5 ways to evaluate AI’s accuracy
After extensive modeling and the running of more than 100,000 simulations, an Artificial Intelligence (AI) system was given the task of predicting the 2018 FIFA champions. The AI predicted that Spain would be the champion (28.9% probability), followed by Germany (26.3%), and Brazil (21.9%). The real world FIFA outcome saw France as champion, followed by Croatia and Belgium
If we’re going to get the most out of AI technology, we need to find ways to optimize both human and machine actions for best results.So, AI doesn’t always work.
Research and consultancy firm Deloitte recommended viewing AI not as “thinking machines,” but as cognitive prostheses that can help humans think better.
One way to do this is by establishing accuracy checkpoints on AI outcomes. Below are five of the best ways to expedite this.
1. Clearly defined AI and humans roles
When AI is used in medical diagnosis, its role is to rip through volumes of medical data at speeds that no human could ever hope to match. The AI then produces a diagnosis and treatment plan. At that point, a human medical practitioner takes over and reviews the AI-generated diagnosis and treatment plan and weighs it against his/her clinical experience. During the process, other medical specialists might also be consulted.
The diagnosis and treatment plan isn’t finalized until all sources of input are evaluated—from the AI— as well as from the practitioner and specialists. A medical professional finalizes the diagnosis and treatment plan. This is an example of how AI works with human review, and how clearly defined roles for both AI and humans leads to the best possible outcomes.

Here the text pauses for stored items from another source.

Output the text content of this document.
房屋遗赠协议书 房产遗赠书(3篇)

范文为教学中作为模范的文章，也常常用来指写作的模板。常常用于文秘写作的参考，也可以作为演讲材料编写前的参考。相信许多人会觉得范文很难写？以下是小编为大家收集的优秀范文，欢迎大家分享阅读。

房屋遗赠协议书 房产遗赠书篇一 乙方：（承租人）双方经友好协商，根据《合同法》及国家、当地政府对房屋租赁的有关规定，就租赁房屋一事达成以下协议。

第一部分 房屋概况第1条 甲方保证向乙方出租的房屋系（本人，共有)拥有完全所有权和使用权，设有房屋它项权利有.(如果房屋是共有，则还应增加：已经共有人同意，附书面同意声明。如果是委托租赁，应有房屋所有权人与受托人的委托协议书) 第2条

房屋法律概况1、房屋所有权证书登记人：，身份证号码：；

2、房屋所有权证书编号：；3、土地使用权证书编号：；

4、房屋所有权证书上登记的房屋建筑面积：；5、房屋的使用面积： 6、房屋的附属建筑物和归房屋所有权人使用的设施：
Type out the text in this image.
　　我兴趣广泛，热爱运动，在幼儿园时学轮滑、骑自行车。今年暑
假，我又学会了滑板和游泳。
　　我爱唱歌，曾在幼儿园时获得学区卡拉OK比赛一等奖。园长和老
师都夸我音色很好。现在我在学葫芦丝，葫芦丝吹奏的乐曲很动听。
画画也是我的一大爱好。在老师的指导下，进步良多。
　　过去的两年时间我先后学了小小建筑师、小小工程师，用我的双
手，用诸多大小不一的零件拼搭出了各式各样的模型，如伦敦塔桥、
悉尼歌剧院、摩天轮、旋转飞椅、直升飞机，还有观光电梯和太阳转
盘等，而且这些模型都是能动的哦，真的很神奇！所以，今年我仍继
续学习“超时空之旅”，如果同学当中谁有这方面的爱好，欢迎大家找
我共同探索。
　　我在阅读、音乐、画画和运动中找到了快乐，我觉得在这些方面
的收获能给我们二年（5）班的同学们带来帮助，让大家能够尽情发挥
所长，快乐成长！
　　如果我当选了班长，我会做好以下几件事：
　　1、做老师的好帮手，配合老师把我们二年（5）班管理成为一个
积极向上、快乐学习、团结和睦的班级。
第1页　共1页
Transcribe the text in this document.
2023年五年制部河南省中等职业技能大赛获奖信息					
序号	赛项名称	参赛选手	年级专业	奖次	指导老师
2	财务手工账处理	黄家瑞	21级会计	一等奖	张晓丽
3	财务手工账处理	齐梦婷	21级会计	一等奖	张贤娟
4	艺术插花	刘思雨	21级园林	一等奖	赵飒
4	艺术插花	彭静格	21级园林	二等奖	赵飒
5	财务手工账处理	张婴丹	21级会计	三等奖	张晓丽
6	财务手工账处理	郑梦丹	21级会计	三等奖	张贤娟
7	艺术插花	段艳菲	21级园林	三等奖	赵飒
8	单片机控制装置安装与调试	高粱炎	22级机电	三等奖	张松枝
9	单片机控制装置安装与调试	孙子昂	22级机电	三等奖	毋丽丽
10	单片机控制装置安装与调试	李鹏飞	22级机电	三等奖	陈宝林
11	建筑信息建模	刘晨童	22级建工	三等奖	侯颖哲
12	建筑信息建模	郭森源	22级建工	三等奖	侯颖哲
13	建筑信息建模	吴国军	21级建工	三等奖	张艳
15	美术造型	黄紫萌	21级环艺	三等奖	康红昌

2. Repeatedly run AI model simulations
Running a series of trials for repeatability is an important element of AI testing. If you can’t achieve repeatability, your AI isn’t ready for prime time.
SEE: IT leader’s guide to deep learning (Tech Pro Research)
3. Check data quality
Data quality is paramount in any AI exercise. If your data isn’t of high quality, your results won’t be, either.
4. Avoid deploying AI as the ultimate decision-maker
Several years ago, I was working with a European company on a disaster recovery plan. New technology was installed for failover, and one of the choices was to fully automate failover and the failover decision. Management decided that the system would be used for auto-failover—but that the final decision to failover would be left in human hands. This is a savvy approach to take for any AI operations when dealing with a mission-critical function.
5. Always include an override mechanism
Even for non-mission critical operations, it’s a good idea to have a manual override for your AI because software, hardware, and networks can fail.